Programas espaciales
La sonda Chang'e 4 aterriza en el cráter más profundo del polo sur de la Luna
La sonda china Chang’e 4 aluniza con éxito
Cuando Julio Verne analizó con ironía los problemas que había que resolver para enviar un objeto a la Luna, jamás pensó que aquellos miembros del Gun-Club y aquel monstruoso cañón Columbiad hoy volverían a revolucionar la historia astronómica. Porque sí, aunque predijese en «De la Tierra a la Luna» (1865) lo que sucedería en la misión del Apolo 11 que la Nasa lideró un siglo más tarde, no ha sido hasta ayer cuando se ha conseguido pisar la cara oculta del satélite terrestre. En esta ocasión, China ha logrado desmarcarse con este ambicioso proyecto. Y todo con el fin de descubrir por primera vez qué hay en el lado que nunca vemos desde la Tierra.

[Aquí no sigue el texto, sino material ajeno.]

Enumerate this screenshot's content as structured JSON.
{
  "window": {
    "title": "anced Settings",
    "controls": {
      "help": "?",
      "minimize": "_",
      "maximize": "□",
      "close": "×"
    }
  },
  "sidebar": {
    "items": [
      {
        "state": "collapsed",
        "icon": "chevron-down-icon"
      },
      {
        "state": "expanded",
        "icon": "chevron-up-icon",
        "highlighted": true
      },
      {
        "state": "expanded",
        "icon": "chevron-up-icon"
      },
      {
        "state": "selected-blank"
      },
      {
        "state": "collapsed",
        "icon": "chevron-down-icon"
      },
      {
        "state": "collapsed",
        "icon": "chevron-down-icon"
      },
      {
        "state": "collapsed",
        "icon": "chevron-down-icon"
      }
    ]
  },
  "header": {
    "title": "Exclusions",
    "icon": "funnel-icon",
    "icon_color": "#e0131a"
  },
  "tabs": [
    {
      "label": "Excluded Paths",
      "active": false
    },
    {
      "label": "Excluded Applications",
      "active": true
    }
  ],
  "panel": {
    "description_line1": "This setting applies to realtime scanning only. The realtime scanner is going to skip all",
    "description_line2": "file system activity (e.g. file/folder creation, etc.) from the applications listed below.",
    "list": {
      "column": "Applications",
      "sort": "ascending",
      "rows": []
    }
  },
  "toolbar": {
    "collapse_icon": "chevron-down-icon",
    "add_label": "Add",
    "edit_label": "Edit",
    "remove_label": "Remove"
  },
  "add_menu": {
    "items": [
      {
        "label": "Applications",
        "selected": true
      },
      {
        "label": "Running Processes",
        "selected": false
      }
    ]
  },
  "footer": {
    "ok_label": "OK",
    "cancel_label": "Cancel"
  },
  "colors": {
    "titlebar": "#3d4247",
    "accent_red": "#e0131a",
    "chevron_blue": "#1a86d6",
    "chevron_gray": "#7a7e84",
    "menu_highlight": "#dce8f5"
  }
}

La ambición de la segunda economía mundial de liderar la carrera espacial alcanzó su clímax cuando la sonda Chang’e 4 alunizó este remoto espacio. Lo hizo 26 días después de que fuese lanzada desde el centro de Xichang y entrase en órbita cuatro jornadas más tarde. Gracias al impulso de un cohete de Larga Marcha 3B, a las 10:26 (hora de Pekín), consiguió posarse en las inmediaciones de su cráter más viejo y profundo, Von Karma, situado en el polo sur del cuerpo celeste. Según palabras de la Administración Nacional del Espacio de China (Anec), este avance «abre un nuevo capítulo en la exploración humana de la Luna». Sin embargo, el diario «Global Times» va más allá y lo califica de «un gran hito de la exploración humana del universo».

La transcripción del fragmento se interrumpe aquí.